Es, pese a todo, elegante. Tosco y elegante. Se mueve despacito. Y mira fijamente durante un montón de segundos. «¿Sabes qué? Mi mujer vino a Valencia después de la guerra y siempre me habla de la ciudad. Recuerda las flores. Madrid es una ciudad áspera… pero Valencia tiene otra luz. Está el mar, tiene que ser diferente». Ayer pasó por la ciudad para dar una conferencia en el Centro del Carmen, dentro de las jornadas culturales ArtinGroup. «No me cuesta enseñar, fui profesor de Bellas Artes durante cinco años. Pero una cosa es hablar en frío y otra directamente al alumno», sonríe.
«El oficio de pintor se puede enseñar.
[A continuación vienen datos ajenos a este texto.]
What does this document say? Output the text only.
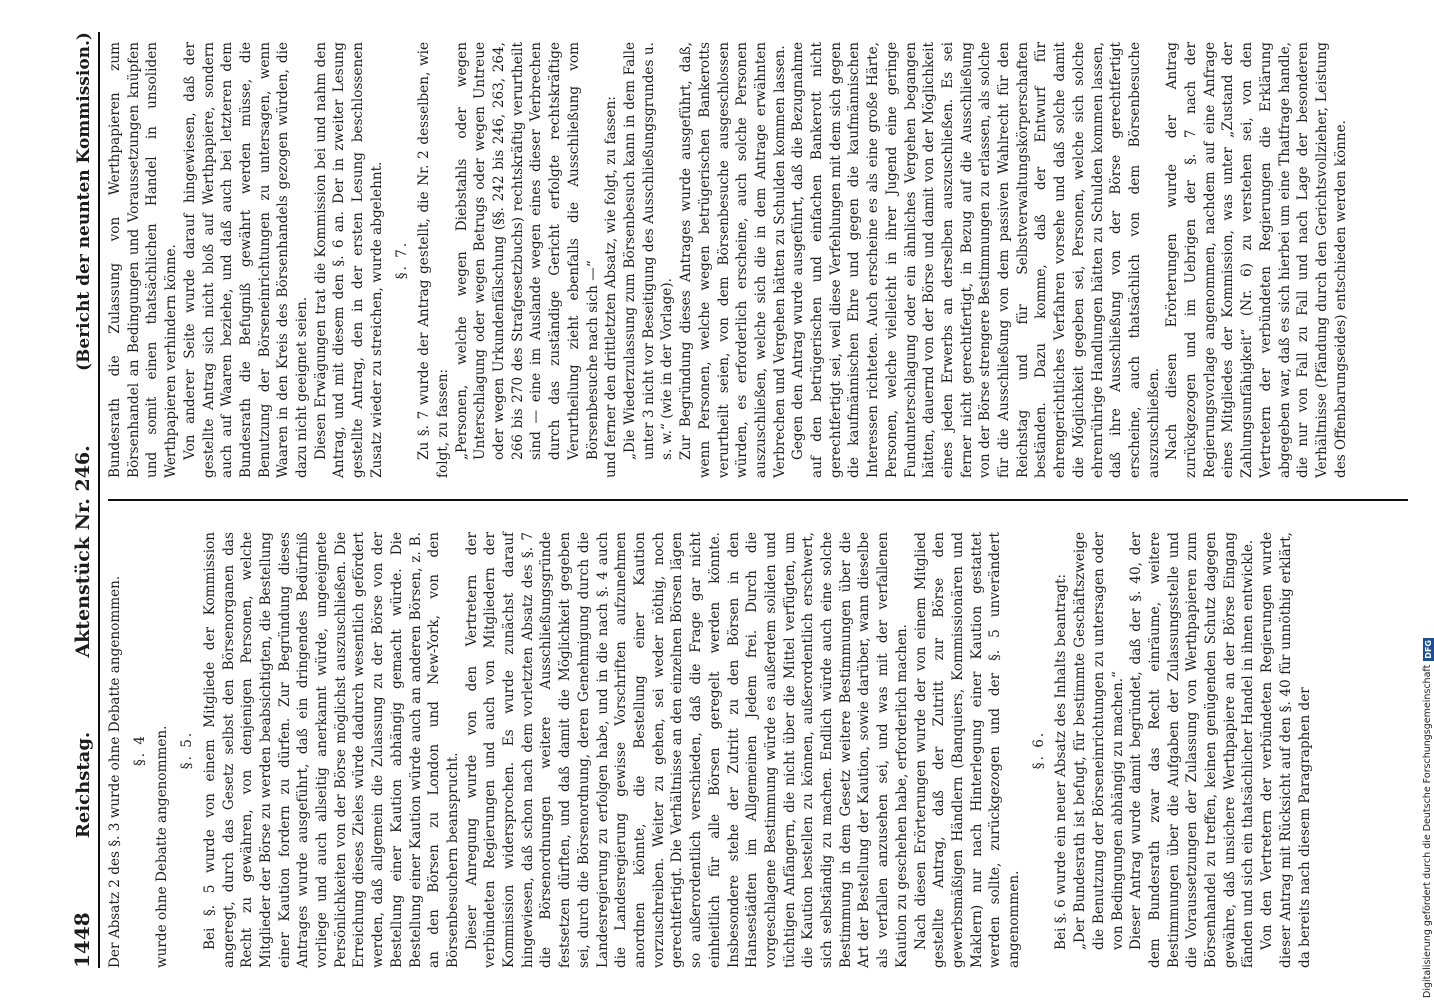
1448
Reichstag.
Aktenstück Nr. 246.
(Bericht der neunten Kommission.)

Der Absatz 2 des §. 3 wurde ohne Debatte angenommen. §. 4 wurde ohne Debatte angenommen. §. 5. Bei §. 5 wurde von einem Mitgliede der Kommission angeregt, durch das Gesetz selbst den Börsenorganen das Recht zu gewähren, von denjenigen Personen, welche Mitglieder der Börse zu werden beabsichtigten, die Bestellung einer Kaution fordern zu dürfen. Zur Begründung dieses Antrages wurde ausgeführt, daß ein dringendes Bedürfniß vorliege und auch allseitig anerkannt würde, ungeeignete Persönlichkeiten von der Börse möglichst auszuschließen. Die Erreichung dieses Zieles würde dadurch wesentlich gefördert werden, daß allgemein die Zulassung zu der Börse von der Bestellung einer Kaution abhängig gemacht würde. Die Bestellung einer Kaution würde auch an anderen Börsen, z. B. an den Börsen zu London und New-York, von den Börsenbesuchern beansprucht. Dieser Anregung wurde von den Vertretern der verbündeten Regierungen und auch von Mitgliedern der Kommission widersprochen. Es wurde zunächst darauf hingewiesen, daß schon nach dem vorletzten Absatz des §. 7 die Börsenordnungen weitere Ausschließungsgründe festsetzen dürften, und daß damit die Möglichkeit gegeben sei, durch die Börsenordnung, deren Genehmigung durch die Landesregierung zu erfolgen habe, und in die nach §. 4 auch die Landesregierung gewisse Vorschriften aufzunehmen anordnen könnte, die Bestellung einer Kaution vorzuschreiben. Weiter zu gehen, sei weder nöthig, noch gerechtfertigt. Die Verhältnisse an den einzelnen Börsen lägen so außerordentlich verschieden, daß die Frage gar nicht einheitlich für alle Börsen geregelt werden könnte. Insbesondere stehe der Zutritt zu den Börsen in den Hansestädten im Allgemeinen Jedem frei. Durch die vorgeschlagene Bestimmung würde es außerdem soliden und tüchtigen Anfängern, die nicht über die Mittel verfügten, um die Kaution bestellen zu können, außerordentlich erschwert, sich selbständig zu machen. Endlich würde auch eine solche Bestimmung in dem Gesetz weitere Bestimmungen über die Art der Bestellung der Kaution, sowie darüber, wann dieselbe als verfallen anzusehen sei, und was mit der verfallenen Kaution zu geschehen habe, erforderlich machen. Nach diesen Erörterungen wurde der von einem Mitglied gestellte Antrag, daß der Zutritt zur Börse den gewerbsmäßigen Händlern (Banquiers, Kommissionären und Maklern) nur nach Hinterlegung einer Kaution gestattet werden sollte, zurückgezogen und der §. 5 unverändert angenommen.

§. 6. Bei §. 6 wurde ein neuer Absatz des Inhalts beantragt: „Der Bundesrath ist befugt, für bestimmte Geschäftszweige die Benutzung der Börseneinrichtungen zu untersagen oder von Bedingungen abhängig zu machen.“ Dieser Antrag wurde damit begründet, daß der §. 40, der dem Bundesrath zwar das Recht einräume, weitere Bestimmungen über die Aufgaben der Zulassungsstelle und die Voraussetzungen der Zulassung von Werthpapieren zum Börsenhandel zu treffen, keinen genügenden Schutz dagegen gewähre, daß unsichere Werthpapiere an der Börse Eingang fänden und sich ein thatsächlicher Handel in ihnen entwickle. Von den Vertretern der verbündeten Regierungen wurde dieser Antrag mit Rücksicht auf den §. 40 für unnöthig erklärt, da bereits nach diesem Paragraphen der

Bundesrath die Zulassung von Werthpapieren zum Börsenhandel an Bedingungen und Voraussetzungen knüpfen und somit einen thatsächlichen Handel in unsoliden Werthpapieren verhindern könne. Von anderer Seite wurde darauf hingewiesen, daß der gestellte Antrag sich nicht bloß auf Werthpapiere, sondern auch auf Waaren beziehe, und daß auch bei letzteren dem Bundesrath die Befugniß gewährt werden müsse, die Benutzung der Börseneinrichtungen zu untersagen, wenn Waaren in den Kreis des Börsenhandels gezogen würden, die dazu nicht geeignet seien. Diesen Erwägungen trat die Kommission bei und nahm den Antrag, und mit diesem den §. 6 an. Der in zweiter Lesung gestellte Antrag, den in der ersten Lesung beschlossenen Zusatz wieder zu streichen, wurde abgelehnt. §. 7. Zu §. 7 wurde der Antrag gestellt, die Nr. 2 desselben, wie folgt, zu fassen: „Personen, welche wegen Diebstahls oder wegen Unterschlagung oder wegen Betrugs oder wegen Untreue oder wegen Urkundenfälschung (§§. 242 bis 246, 263, 264, 266 bis 270 des Strafgesetzbuchs) rechtskräftig verurtheilt sind — eine im Auslande wegen eines dieser Verbrechen durch das zuständige Gericht erfolgte rechtskräftige Verurtheilung zieht ebenfalls die Ausschließung vom Börsenbesuche nach sich —“ und ferner den drittletzten Absatz, wie folgt, zu fassen: „Die Wiederzulassung zum Börsenbesuch kann in dem Falle unter 3 nicht vor Beseitigung des Ausschließungsgrundes u. s. w.“ (wie in der Vorlage). Zur Begründung dieses Antrages wurde ausgeführt, daß, wenn Personen, welche wegen betrügerischen Bankerotts verurtheilt seien, von dem Börsenbesuche ausgeschlossen würden, es erforderlich erscheine, auch solche Personen auszuschließen, welche sich die in dem Antrage erwähnten Verbrechen und Vergehen hätten zu Schulden kommen lassen. Gegen den Antrag wurde ausgeführt, daß die Bezugnahme auf den betrügerischen und einfachen Bankerott nicht gerechtfertigt sei, weil diese Verfehlungen mit dem sich gegen die kaufmännischen Ehre und gegen die kaufmännischen Interessen richteten. Auch erscheine es als eine große Härte, Personen, welche vielleicht in ihrer Jugend eine geringe Fundunterschlagung oder ein ähnliches Vergehen begangen hätten, dauernd von der Börse und damit von der Möglichkeit eines jeden Erwerbs an derselben auszuschließen. Es sei ferner nicht gerechtfertigt, in Bezug auf die Ausschließung von der Börse strengere Bestimmungen zu erlassen, als solche für die Ausschließung von dem passiven Wahlrecht für den Reichstag und für Selbstverwaltungskörperschaften beständen. Dazu komme, daß der Entwurf für ehrengerichtliches Verfahren vorsehe und daß solche damit die Möglichkeit gegeben sei, Personen, welche sich solche ehrenrührige Handlungen hätten zu Schulden kommen lassen, daß ihre Ausschließung von der Börse gerechtfertigt erscheine, auch thatsächlich von dem Börsenbesuche auszuschließen. Nach diesen Erörterungen wurde der Antrag zurückgezogen und im Uebrigen der §. 7 nach der Regierungsvorlage angenommen, nachdem auf eine Anfrage eines Mitgliedes der Kommission, was unter „Zustand der Zahlungsunfähigkeit“ (Nr. 6) zu verstehen sei, von den Vertretern der verbündeten Regierungen die Erklärung abgegeben war, daß es sich hierbei um eine Thatfrage handle, die nur von Fall zu Fall und nach Lage der besonderen Verhältnisse (Pfändung durch den Gerichtsvollzieher, Leistung des Offenbarungseides) entschieden werden könne.

Digitalisierung gefördert durch die Deutsche Forschungsgemeinschaft
DFG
La técnica, la estética, algo de moral… eso no ha cambiado. Lo que ocurre es que todo el mundo tiene emoción, pero sólo el artista es capaz de construir algo con ella. Eso no se enseña, claro». López habla de la diferencia entre «facilidad y capacidad», y de aquello que considera clave para la pintura. «Si un artista busca directamente la belleza se equivoca. Hay que buscar la verdad. En ella está todo».
Se relame hablando de los impresionistas -«esos sí que lo cambiaron todo, crearon la libertad dejando a un lado las necesidades»—; de Hopper, al que podría «ver todos los días» porque «es puro, explícito, contemporáneo»; y «de mi tío, que es tan bueno como Hopper pero no es americano». Y ni siquiera es ajeno al titular duro. «He visto lo de la trama china del marchante de arte (en referencia a Gao Ping y la Operación Emperador), sí. El arte siempre va asociado al dinero, desde la prehistoria. Y tiene que ser así. No se puede evitar». «Piensa en Goya», continúa López, «trabajó para personas que no eran precisamente ejemplares. Pero es Goya. Hizo un buen trabajo».
El arte, pues, «queda libre de culpa». Libre de la crisis no. «¿Crees que en Atapuerca vivían bien? Qué va. La crisis siempre ha estado ahí. En los años 40 no se vendía ni un clavo, todo era desierto». Pero entiende, vaya, que los malos tiempos obligan a discriminar, a dar prioridad a otros campos como la sanidad y la educación. «Hay que elegir y ahí es donde la sociedad se equivoca siempre».
—¿Sobrevivirá entonces el arte a la recesión, maestro?
—Quien tenga algo bueno que dar sobrevivirá. Pero si el artista se está pudriendo, el arte también sacará esa oscuridad. La crisis no acabará con nada, sólo cambiará lo que tenga que cambiar. Y si al final quedan menos artistas…
No sorprende que el pintor hable con franqueza. Él sabe que lo hace. «El arte habla desde la verdad. No hay miedo. El político también lo hace… pero mirando desde más alto. El prestigio de la política se ha hundido, el del arte no». Y justo entonces da el salto inverso. De la afectación a la chanza. Dos mil millones de cosas en la cabeza y una curiosidad: «¿El nombre Desamparados existe?», pregunta. «No Amparo, Desamparados. Como vuestra Virgen. Es un nombre muy bonito».
Antonio López se levanta de un sofá demasiado mullido que amenaza con tragarle y recita a Machado. «Escribió sobre esta tierra: Valencia de finas torres y suaves noches. ¿Qué se puede decir más bonito que eso?. Me gustaría que alguien me guiara por la ciudad y encontrar un lugar desde donde pintarla». Volverá. No sabe cuándo, pero volverá. «El tiempo es mi tiempo». Y él es de los que deciden no partirlo con un cuchillo. Su tiempo no es un reloj.